From the 1860s to the present day, stories featuring women detectives have almost

invariably included some element of gender politics. The woman detective not only

captures the criminal, but proves herself cleverer than her male colleagues in the

process. However, detective fiction of the 1890s and 1900s betrays a noticeable

unease with this subversion of established gender roles. However successful she

is, the woman detective of the fin de siècle usually gives up detection in favour of marriage in the last chapter of her adventures, stepping firmly back into the domestic

role. Fin-de-siècle ‘lady detectives’ are almost invariably young and beautiful, and usually manage to capture a husband at the end of their escapades, ‘getting their

man’ in more ways than one.
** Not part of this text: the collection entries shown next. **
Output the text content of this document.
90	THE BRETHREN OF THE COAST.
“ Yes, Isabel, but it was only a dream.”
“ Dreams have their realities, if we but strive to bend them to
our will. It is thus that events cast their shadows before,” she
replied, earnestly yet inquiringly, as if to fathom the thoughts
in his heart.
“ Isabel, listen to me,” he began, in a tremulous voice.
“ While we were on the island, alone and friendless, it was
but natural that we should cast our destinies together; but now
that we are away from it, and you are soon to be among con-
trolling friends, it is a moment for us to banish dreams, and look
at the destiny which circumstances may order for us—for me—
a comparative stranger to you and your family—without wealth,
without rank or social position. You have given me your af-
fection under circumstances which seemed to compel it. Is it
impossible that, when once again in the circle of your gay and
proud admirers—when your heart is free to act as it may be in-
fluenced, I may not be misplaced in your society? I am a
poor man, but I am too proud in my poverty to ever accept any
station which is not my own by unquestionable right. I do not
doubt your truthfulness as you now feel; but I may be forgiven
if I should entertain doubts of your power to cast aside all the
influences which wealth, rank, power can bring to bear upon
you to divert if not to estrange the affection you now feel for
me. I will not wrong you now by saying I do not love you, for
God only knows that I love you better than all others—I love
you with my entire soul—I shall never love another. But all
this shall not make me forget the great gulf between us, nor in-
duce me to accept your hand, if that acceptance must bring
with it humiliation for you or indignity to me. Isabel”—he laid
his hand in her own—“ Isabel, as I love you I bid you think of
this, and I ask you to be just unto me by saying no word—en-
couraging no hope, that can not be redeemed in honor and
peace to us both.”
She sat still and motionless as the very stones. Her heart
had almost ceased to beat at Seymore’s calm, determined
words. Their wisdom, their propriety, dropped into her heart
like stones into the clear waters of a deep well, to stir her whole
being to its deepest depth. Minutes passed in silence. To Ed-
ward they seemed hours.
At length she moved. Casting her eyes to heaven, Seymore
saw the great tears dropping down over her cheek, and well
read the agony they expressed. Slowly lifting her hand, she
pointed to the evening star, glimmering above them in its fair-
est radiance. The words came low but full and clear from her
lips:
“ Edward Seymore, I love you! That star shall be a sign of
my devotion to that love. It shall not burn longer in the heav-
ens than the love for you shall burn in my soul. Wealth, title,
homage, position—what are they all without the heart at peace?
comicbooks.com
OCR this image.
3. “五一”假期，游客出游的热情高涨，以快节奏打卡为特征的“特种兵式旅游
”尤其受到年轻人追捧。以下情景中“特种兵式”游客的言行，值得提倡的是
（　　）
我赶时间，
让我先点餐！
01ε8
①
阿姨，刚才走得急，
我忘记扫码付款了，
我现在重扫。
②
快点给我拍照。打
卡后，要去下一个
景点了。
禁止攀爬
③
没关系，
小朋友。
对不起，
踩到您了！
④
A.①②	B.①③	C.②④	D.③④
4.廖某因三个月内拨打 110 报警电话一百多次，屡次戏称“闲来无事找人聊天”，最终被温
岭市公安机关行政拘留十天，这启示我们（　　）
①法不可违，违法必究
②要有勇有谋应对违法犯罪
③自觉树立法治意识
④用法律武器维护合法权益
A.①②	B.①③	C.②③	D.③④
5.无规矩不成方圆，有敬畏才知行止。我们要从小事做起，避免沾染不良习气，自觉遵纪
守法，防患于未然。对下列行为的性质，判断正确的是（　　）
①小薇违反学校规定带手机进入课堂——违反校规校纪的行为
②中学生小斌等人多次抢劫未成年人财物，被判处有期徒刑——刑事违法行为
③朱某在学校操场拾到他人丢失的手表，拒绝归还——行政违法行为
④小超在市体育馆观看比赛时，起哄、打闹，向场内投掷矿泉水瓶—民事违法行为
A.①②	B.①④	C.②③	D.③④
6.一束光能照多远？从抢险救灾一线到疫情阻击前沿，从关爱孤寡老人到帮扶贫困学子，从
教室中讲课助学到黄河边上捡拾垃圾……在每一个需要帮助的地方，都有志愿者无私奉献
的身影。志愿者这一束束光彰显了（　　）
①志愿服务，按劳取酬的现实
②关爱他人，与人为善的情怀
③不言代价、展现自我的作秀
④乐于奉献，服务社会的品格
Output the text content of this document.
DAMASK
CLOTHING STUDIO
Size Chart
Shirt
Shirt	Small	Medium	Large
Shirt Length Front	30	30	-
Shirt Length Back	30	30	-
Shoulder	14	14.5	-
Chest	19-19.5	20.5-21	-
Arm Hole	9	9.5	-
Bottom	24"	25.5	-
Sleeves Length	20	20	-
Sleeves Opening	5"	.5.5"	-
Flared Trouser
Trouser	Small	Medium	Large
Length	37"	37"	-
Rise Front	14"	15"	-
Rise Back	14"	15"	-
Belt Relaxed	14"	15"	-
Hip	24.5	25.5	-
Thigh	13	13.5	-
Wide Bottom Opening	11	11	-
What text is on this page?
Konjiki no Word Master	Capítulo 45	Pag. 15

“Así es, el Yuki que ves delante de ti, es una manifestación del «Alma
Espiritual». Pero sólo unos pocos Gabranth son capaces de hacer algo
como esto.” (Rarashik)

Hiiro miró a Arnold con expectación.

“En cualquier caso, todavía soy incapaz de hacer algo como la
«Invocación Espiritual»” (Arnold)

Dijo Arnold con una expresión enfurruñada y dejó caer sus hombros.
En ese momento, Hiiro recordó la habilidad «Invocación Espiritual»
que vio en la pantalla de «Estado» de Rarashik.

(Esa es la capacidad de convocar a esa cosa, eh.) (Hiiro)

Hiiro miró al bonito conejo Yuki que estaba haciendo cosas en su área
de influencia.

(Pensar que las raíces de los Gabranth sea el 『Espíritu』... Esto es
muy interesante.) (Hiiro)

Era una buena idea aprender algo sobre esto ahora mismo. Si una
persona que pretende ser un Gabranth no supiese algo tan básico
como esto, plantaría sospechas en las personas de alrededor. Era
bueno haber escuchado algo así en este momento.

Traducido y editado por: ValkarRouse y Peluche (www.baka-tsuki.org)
As Michele Slung puts it:

While Sherlock Holmes could return from the dead, matrimony provided a far more

enduring ending to the careers of 1890s detective-heroines. It would seem that

marriage was indeed a fate worse than death for the ‘lady detective’, at least as far as

her career was concerned. However daring and innovative her adventures, the 1890s

heroine all too often meets the same end as her predecessors in romantic fiction. The

female criminal could die single, but her opponent, the female detective, had to

prove her virtue and womanliness by marrying. Novelists writing about women

were still searching for a satisfactory alternative to the romance plot’s ‘happy

ending’ of marriage and maternity as reward for the heroine’s endeavours.